Japanese films are full of the parasitic interloper who wheedles his way into a family only to usurp control for himself and eventually colonise it. Generally, such families go back to normal once the interloper has had his fun but for the families of Creepy that would be quite difficult. In the modern world when the family unit has become so fractured and insecure that it renders once permanent communities only temporary, a chasm has been opened in human interactions which makes it easier for extreme horror to locate itself right next door to you. Nobody knows what goes on behind closed doors, and in a sense no one wants to know. Koichi attempts to use his scientific knowledge to reassure Yasuko that, as psychopaths are usually very good neighbours, Nishino must be fine, but this only goes to show superficial the couple’s interest in their environment really is.

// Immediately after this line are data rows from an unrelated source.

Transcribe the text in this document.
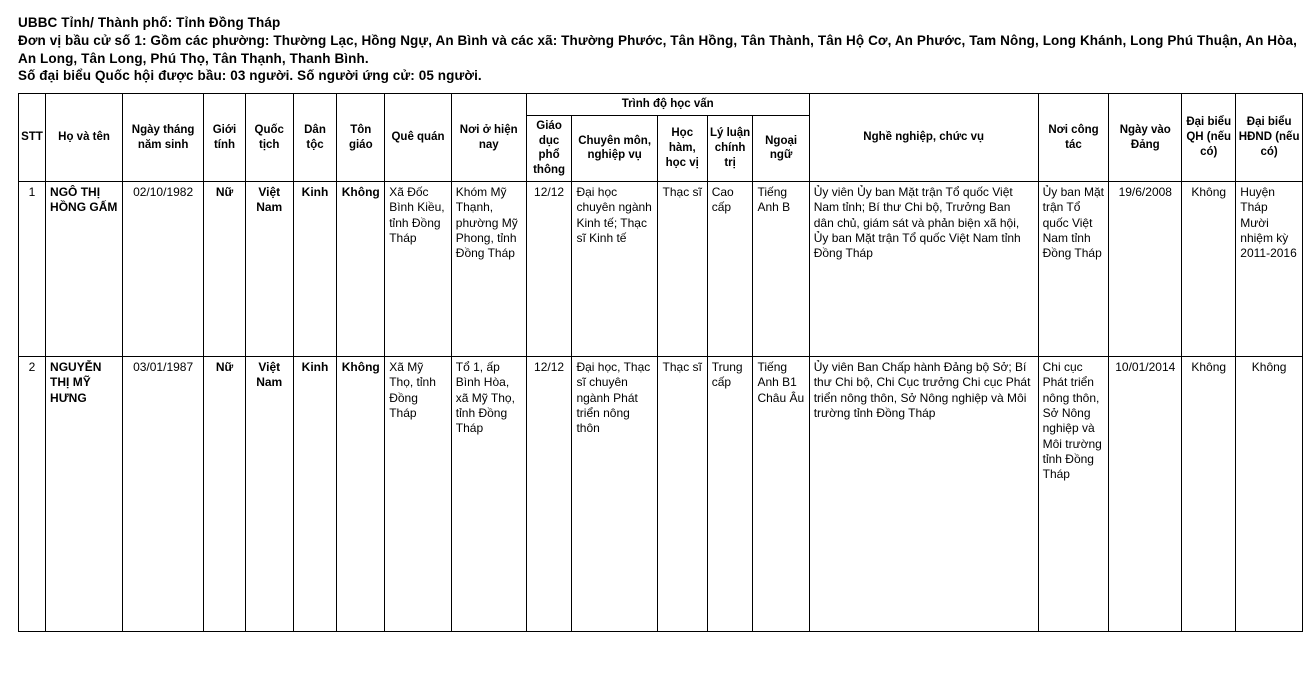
UBBC Tỉnh/ Thành phố: Tỉnh Đồng Tháp
Đơn vị bầu cử số 1: Gồm các phường: Thường Lạc, Hồng Ngự, An Bình và các xã: Thường Phước, Tân Hồng, Tân Thành, Tân Hộ Cơ, An Phước, Tam Nông, Long Khánh, Long Phú Thuận, An Hòa, An Long, Tân Long, Phú Thọ, Tân Thạnh, Thanh Bình.
Số đại biểu Quốc hội được bầu: 03 người. Số người ứng cử: 05 người.
STT	Họ và tên	Ngày tháng năm sinh	Giới tính	Quốc tịch	Dân tộc	Tôn giáo	Quê quán	Nơi ở hiện nay	Trình độ học vấn					Nghề nghiệp, chức vụ	Nơi công tác	Ngày vào Đảng	Đại biểu QH (nếu có)	Đại biểu HĐND (nếu có)
									Giáo dục phổ thông	Chuyên môn, nghiệp vụ	Học hàm, học vị	Lý luận chính trị	Ngoại ngữ					
1	NGÔ THỊ HỒNG GẤM	02/10/1982	Nữ	Việt Nam	Kinh	Không	Xã Đốc Bình Kiều, tỉnh Đồng Tháp	Khóm Mỹ Thạnh, phường Mỹ Phong, tỉnh Đồng Tháp	12/12	Đại học chuyên ngành Kinh tế; Thạc sĩ Kinh tế	Thạc sĩ	Cao cấp	Tiếng Anh B	Ủy viên Ủy ban Mặt trận Tổ quốc Việt Nam tỉnh; Bí thư Chi bộ, Trưởng Ban dân chủ, giám sát và phản biện xã hội, Ủy ban Mặt trận Tổ quốc Việt Nam tỉnh Đồng Tháp	Ủy ban Mặt trận Tổ quốc Việt Nam tỉnh Đồng Tháp	19/6/2008	Không	Huyện Tháp Mười nhiệm kỳ 2011-2016
2	NGUYỄN THỊ MỸ HƯNG	03/01/1987	Nữ	Việt Nam	Kinh	Không	Xã Mỹ Thọ, tỉnh Đồng Tháp	Tổ 1, ấp Bình Hòa, xã Mỹ Thọ, tỉnh Đồng Tháp	12/12	Đại học, Thạc sĩ chuyên ngành Phát triển nông thôn	Thạc sĩ	Trung cấp	Tiếng Anh B1 Châu Âu	Ủy viên Ban Chấp hành Đảng bộ Sở; Bí thư Chi bộ, Chi Cục trưởng Chi cục Phát triển nông thôn, Sở Nông nghiệp và Môi trường tỉnh Đồng Tháp	Chi cục Phát triển nông thôn, Sở Nông nghiệp và Môi trường tỉnh Đồng Tháp	10/01/2014	Không	Không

Koichi has a mild obsession with serial killers. His desire to spend more time with a real life psycho contributed to this fall from grace at the beginning, but his investigative abilities leave a lot to be desired. Yasuko may have suggested that Nishino is the kind of person who “has no social skills” but Koichi is the archetypal interrogator – only interested in the facts and blind to the emotional subtext. After Koichi puts too much pressure on the traumatised Saki, she accuses him of tearing into people’s emotions as if dissecting a rat, and later asks him if he has any kind of heart or real human empathy at all. For all his highly prized science, most of Koichi’s clues are based on his intuition – he just “feels” the house seems like a crime scene, that Nishino is a bad guy, and that something strange is going on.

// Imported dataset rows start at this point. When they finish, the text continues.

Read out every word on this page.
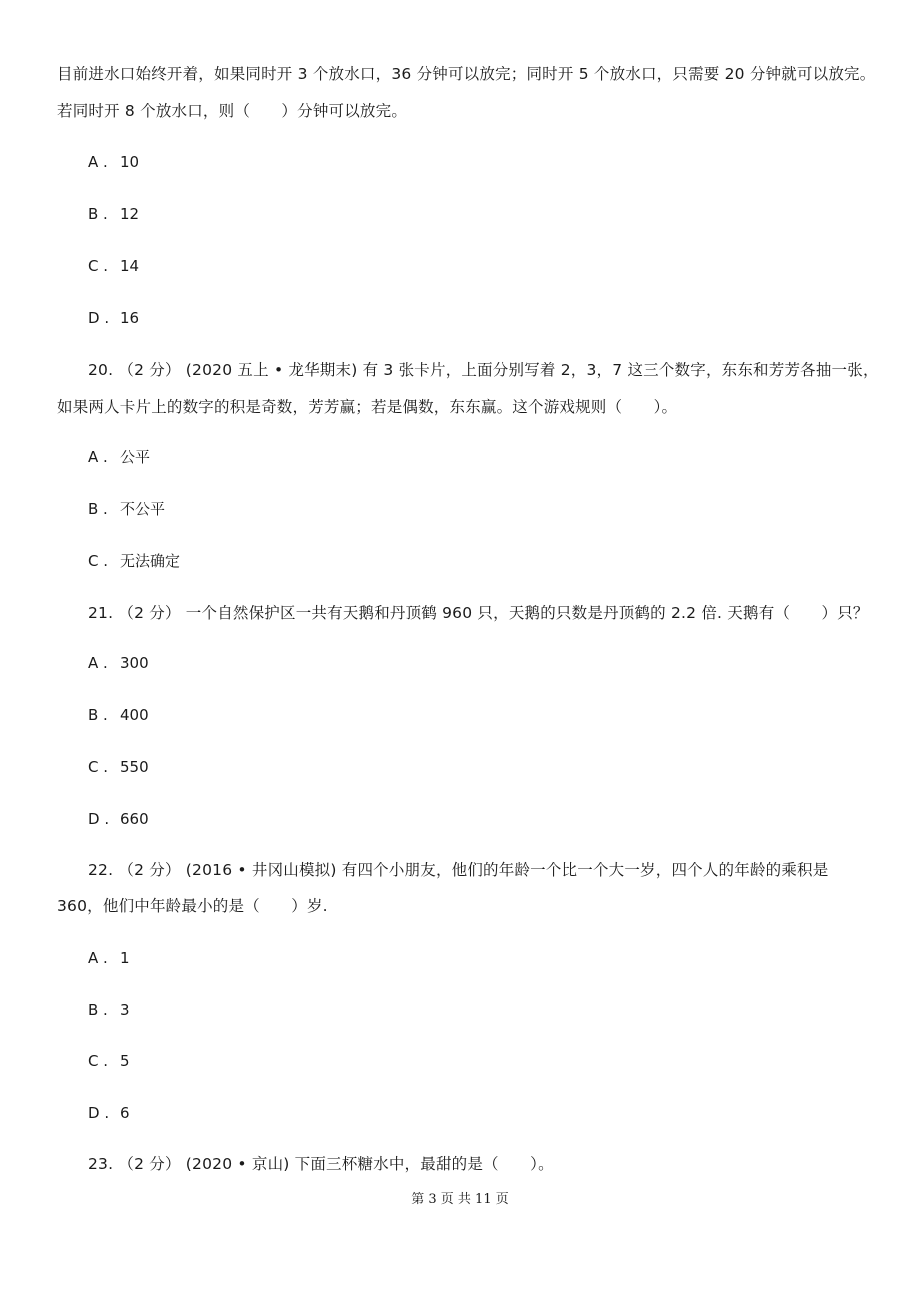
目前进水口始终开着，如果同时开 3 个放水口，36 分钟可以放完；同时开 5 个放水口，只需要 20 分钟就可以放完。
若同时开 8 个放水口，则（　　）分钟可以放完。
A . 10
B . 12
C . 14
D . 16
20. （2 分） (2020 五上 • 龙华期末) 有 3 张卡片，上面分别写着 2，3，7 这三个数字，东东和芳芳各抽一张，
如果两人卡片上的数字的积是奇数，芳芳赢；若是偶数，东东赢。这个游戏规则（　　）。
A . 公平
B . 不公平
C . 无法确定
21. （2 分） 一个自然保护区一共有天鹅和丹顶鹤 960 只，天鹅的只数是丹顶鹤的 2.2 倍. 天鹅有（　　）只？
A . 300
B . 400
C . 550
D . 660
22. （2 分） (2016 • 井冈山模拟) 有四个小朋友，他们的年龄一个比一个大一岁，四个人的年龄的乘积是
360，他们中年龄最小的是（　　）岁.
A . 1
B . 3
C . 5
D . 6
23. （2 分） (2020 • 京山) 下面三杯糖水中，最甜的是（　　）。
第 3 页 共 11 页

This almost supernatural “feeling” becomes the central spine of the film as creepiness travels through the air in invisible waves. Kurosawa adopts a swirling, floating approach to camera movement in the early part of the film which gives it a drunken, ethereal atmosphere, preventing any concrete attempt to grasp the reality. Playing with lighting levels Kurosawa emphasises and isolates the characters but also adds a note of uncertainty that hints at the darkness lingering at the edges of the frame. This sense of the ever present evil that exists within otherwise pleasant environments contributes to the Lynchian sense of the absurd which is also echoed by the anxiety inducing lingering camera shots of banal objects such as room thermostat or closed gates.

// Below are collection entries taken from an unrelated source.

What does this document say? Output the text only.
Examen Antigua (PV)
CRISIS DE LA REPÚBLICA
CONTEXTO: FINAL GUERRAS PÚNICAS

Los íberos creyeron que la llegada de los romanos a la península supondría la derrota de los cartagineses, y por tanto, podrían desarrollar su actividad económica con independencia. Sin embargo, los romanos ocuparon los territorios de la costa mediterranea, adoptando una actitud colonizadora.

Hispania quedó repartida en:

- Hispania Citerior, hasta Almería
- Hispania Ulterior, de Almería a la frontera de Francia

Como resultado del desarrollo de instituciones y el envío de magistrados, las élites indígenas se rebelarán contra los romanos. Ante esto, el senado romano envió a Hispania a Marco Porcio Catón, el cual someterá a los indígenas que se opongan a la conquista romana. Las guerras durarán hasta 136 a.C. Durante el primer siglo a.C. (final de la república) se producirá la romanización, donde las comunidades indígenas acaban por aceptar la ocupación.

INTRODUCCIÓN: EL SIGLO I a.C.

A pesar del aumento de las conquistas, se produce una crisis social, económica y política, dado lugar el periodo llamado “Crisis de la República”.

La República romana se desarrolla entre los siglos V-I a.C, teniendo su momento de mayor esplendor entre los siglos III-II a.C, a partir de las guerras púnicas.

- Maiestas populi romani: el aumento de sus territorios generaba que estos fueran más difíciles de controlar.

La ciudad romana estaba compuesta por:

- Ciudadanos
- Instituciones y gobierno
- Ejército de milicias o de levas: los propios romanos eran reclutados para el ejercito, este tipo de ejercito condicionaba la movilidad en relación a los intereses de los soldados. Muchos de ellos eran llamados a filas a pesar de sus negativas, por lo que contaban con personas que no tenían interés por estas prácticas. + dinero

Despite the eeriness of the general tone, Kurosawa encourages a strain of black humour which helps to cover some of the more outlandish plot elements. The final conclusion perhaps strains credulity and is never fully explained but then the lack of concrete details adds to the already overwhelming creepiness of the events in play. Wonderfully atmospheric, beautifully photographed, and filled with a spirit of absurdism, Creepy is a very modern horror story though one not unafraid to step into the realms of the senses.